Política e Protocolos de Segurança do Paciente são discutidos em seminário

Publicado em: 06 de Dezembro de 2018
Foto Por: Nielcem Fernandes
Autor: Camilla Negre/ Governo do Tocantins
Fonte: Ascom

Coordenadores de Vigilância Sanitária (VISA) dos municípios de Palmas, Gurupi, Porto Nacional e Paraíso, diretores hospitalares e Coordenadores de Núcleo de Segurança do Paciente de estabelecimentos de saúde, além de alunos e servidores da Secretaria de Estado da Saúde (SES) discutiram protocolos e política de segurança do paciente nas unidades de saúde.  O debate do assunto aconteceu no I Seminário Estadual de Segurança do Paciente realizado no auditório do Palácio Araguaia nesta quarta-feira, 05.

A discussão do seminário girou em torno da implantação e/ou implementação do Núcleo de Segurança do Paciente para que a VISA trabalhe na fiscalização referente aos protocolos básicos dos núcleos nos estabelecimentos de saúde públicos, privados, filantrópicos, civis ou militares, incluído aqueles que exercem ações de ensino e pesquisa.

A coordenadora do Núcleo Estadual de Segurança do Paciente da VISA, Cristina de Freitas, informou que atualmente 26 núcleos estão cadastrados no Estado e falou sobre alguns desses protocolos básicos a serem implantados.

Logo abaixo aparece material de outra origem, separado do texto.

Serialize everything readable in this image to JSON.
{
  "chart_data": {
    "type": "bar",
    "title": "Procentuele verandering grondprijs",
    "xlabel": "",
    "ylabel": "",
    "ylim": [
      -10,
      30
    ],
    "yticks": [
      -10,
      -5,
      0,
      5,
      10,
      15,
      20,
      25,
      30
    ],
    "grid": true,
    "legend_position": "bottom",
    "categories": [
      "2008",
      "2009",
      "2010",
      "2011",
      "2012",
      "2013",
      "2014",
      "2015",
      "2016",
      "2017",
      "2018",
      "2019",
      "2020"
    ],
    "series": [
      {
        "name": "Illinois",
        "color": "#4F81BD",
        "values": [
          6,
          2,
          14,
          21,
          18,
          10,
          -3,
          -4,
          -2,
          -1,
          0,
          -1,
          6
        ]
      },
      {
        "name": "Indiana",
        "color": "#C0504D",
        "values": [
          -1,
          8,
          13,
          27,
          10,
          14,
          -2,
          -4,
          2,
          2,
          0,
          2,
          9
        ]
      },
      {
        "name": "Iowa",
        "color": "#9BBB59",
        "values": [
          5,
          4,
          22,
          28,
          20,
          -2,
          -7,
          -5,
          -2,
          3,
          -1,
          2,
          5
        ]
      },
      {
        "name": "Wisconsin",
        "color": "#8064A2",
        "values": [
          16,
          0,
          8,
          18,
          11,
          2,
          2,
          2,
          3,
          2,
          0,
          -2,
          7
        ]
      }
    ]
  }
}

"O Núcleo de Segurança do Paciente deve implantar seis protocolos básicos de acordo com as portarias do Ministério da Saúde, que são; cirurgia segura, prática de higiene das mãos, serviço de saúde e prevenção de lesão por pressão, prevenção de quedas em pacientes hospitalizados, identificação do paciente, segurança na prescrição e uso e administração de medicamentos". 

A programação do evento contou com palestras de profissionais de renome estadual e nacional, que atualmente estão à linha de frente do cuidado com o paciente. Alguns dos temas discutidos foram; Desafios e Conscientização de Novos Paradigmas nos serviços da saúde no Tocantins, Incidentes adversos relacionados à assistência de serviços de saúde e Metodologia didáticas Inovadoras: Tecnologia como ferramenta de conhecimento, por exemplo. 

Uma das palestrantes, Dolly Cammarote, da Rede Sentinela Anvisa em sua fala observou que "a importância do tema, está intimamente relacionada ao produto final dos serviços de saúde, que é um atendimento correto e eficaz para o paciente e  está sendo abraçado tanto pela Vigilância Sanitária do Estado quanto pela e Secretaria Estadual da Saúde, fico muito feliz em ver esse avanço". 

Qualidade no serviço

O diretor de Vigilância Sanitária Estadual, Thiago Botelho destacou que uma política de segurança no paciente reduz custos de modo geral para a saúde e garante a qualidade do serviço. "A ideia é que o paciente entre no serviço de saúde e saia sem nenhum tipo de intercorrência ou eventos adversos, que são os incidentes que possam ocorrer. A ideia dessa discussão é criar barreiras para que esses eventos não ocorram dentro dos serviços e o paciente só fique o tempo necessário de sua recuperação" disse ele.

Ainda de acordo com Tiago, é preciso avançar nesse aspecto aqui no Tocantins iniciando com a implementação dos Núcleos de Segurança do Paciente, nos estabelecimentos de saúde. "Está sendo proposto um Plano estadual de Segurança do Paciente, esse plano contempla a estruturação dos núcleos dentro das unidades, implementação de alguns dos protocolos básicos, e obtenção de dados de eventos adversos" pontuou.

Dados

No cenário nacional, dados apontam números preocupantes com relação a eventos adversos na saúde. A cada três minutos, por exemplo, dois brasileiros morrem por eventos adversos. Estima-se que em 2015 essas falhas acarretaram em 434.000 óbitos equivalentes a mil mortes por dia no Brasil. De acordo com esse cenário, essas mortes seriam a primeira ou segunda causa de óbitos nos país, a frente de doenças cardiovasculares e câncer que em 2013 mataram 339.672 e 196.954 pessoas respectivamente.

Portaria

A implantação dos Núcleos de Segurança tem como base a portaria GM/MS 529/2013 e RDC 36/2013 que pressupõem ações integradas para a segurança do paciente em todos os níveis do sistema nacional de vigilância sanitária, com a responsabilidade de acompanhar as instituições de saúde no âmbito estadual e desenvolver ações, de controle e melhoria do atendimento prestado nos serviços de saúde conforme preconização no Programa Nacional de Segurança do Paciente (PNSP).